Rosen define divisors on a function field $F$ over a base field $k=\mathbb{F}_q$ to be the free abelian group over the set of all primes, and Walker's definition for a divisor on a projective, non-singular algebraic curve $f(x,y)=0$ is similar but not exactly the same, she defines it as the free abelian group over the set of "points with multiplicity"- if we have a point $P$ on the curve we're looking at its orbit under the froubenius map $x\mapsto x^q$, and this set is the "point with multiplicity".
Also, the principal divisor of an element $a\in F$ is defined (in Rosen's book) by $\sum_P v_P (x)P$ where $P$ are the primes of the function field, and $v_P$ are the valuations of these primes. Walker's definition is of divisors of rational functions $h/g$ of the curve, and it is done by taking the intersection divisors of $C_f \cap C_g, C_f\cap C_h$ and substracting them (where $C_f,C_g,C_h$ are the curves obtained by the zero locus of the equations of $f,g,h$). Finally, the definitions for the degree of a prime / point are different - the degree of $P$ is $[O_P/PO_P:k(x)]$ (where $O_P$ is the place of $P$) and the degree of the point $P$ on the curve is the size of its orbit under the Frobenius map $x\mapsto x^q$.
How each pair of definitions is connected to each other? (Thanks for taking the time to reading this!)
EDIT:
After some time I think I got this. For anyone who might be interested in the future, here are my uncertified thoughts about the big picture here. I'll be greatfull for corrections. For simplicity assume that the projectivization of $f(x,y)$, $F(x,y,z)$, gives a non-singular projective curve. Then we can look at the curve in $\mathbb{P}^2(\overline{k})$ that $F$ defines. There is an action of $Gal(\overline{k}/k)$ on this curve. This group is generated by the Frobenius homomorphism.
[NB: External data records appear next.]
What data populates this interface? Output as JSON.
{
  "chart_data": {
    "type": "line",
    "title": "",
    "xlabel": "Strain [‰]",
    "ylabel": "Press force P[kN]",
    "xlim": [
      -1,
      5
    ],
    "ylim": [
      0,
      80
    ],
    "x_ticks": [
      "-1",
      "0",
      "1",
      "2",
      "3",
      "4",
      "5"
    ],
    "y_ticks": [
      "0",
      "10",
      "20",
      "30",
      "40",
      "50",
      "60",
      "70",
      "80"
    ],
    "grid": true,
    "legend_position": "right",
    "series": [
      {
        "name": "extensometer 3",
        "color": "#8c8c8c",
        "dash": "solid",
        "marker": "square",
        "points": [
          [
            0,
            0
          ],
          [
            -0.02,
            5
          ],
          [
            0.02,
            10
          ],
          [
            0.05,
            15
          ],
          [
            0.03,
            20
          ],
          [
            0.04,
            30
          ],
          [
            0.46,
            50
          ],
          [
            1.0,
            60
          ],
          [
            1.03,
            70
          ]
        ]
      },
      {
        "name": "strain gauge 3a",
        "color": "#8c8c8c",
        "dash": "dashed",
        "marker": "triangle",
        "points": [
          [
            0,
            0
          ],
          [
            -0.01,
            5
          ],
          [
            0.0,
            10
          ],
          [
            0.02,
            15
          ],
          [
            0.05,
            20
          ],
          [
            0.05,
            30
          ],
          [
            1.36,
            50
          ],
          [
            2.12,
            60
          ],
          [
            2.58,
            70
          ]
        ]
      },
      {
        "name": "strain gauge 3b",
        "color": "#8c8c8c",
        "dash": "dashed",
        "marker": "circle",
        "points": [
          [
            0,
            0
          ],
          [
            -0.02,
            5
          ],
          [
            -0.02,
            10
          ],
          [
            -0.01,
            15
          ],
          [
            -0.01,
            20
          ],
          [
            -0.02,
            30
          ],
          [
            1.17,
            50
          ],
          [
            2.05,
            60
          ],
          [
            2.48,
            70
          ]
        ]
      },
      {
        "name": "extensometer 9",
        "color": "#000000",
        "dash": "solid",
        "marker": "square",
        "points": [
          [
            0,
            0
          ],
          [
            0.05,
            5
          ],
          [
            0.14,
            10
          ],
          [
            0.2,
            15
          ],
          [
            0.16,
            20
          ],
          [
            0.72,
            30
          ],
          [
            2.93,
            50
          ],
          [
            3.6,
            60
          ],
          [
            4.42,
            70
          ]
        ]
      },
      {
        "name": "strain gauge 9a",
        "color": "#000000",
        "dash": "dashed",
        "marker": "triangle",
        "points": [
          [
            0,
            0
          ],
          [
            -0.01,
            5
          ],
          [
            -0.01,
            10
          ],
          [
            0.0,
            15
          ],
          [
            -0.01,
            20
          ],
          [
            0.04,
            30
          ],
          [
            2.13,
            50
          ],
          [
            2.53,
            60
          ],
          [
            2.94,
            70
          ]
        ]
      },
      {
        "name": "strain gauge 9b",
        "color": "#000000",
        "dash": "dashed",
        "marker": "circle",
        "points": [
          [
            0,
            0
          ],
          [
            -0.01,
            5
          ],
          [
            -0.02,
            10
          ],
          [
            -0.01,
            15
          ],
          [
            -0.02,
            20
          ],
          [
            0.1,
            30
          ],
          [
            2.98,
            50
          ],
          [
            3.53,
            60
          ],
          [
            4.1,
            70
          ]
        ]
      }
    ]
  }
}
The orbit of each point $P$ is of size $[k(P):k]$. Now look at the homomorphism $\psi_P:k[x,y]/f \to \overline{k}$ which maps $g(x,y)\mapsto g(P)$. The kernel is a prime ideal, hence maximal ($k[x,y]/f$ is a dedekind domain under the above assumptions). Since the image of $\psi_P$ is $k(P)$, the degree of $M$ is $[k(P):k]$. Thus the degrees here are really the same. To finish the big picture here, I claim that the ideal $M$ depends solely on the orbit. Indeed, if we take any other point in the orbit, $P'$, then $\psi_{P'}$ is the composition of $\psi_{P}$ with an isomorphism of $k(P)$ and $k(P')$ over $k$, which we can extend to a an element of $Gal(\overline{k}/k)$. Thus they have the same kernel.
With regard to divisors, I still do not fully understand it; though by thinking of elements in $F$ as functions on the curve, reduction mod a prime $P$ is equivalent to asking wether the function vanish, and then to ask its order of vanishing at $P$. Same about poles. But I really do not understand it computationally.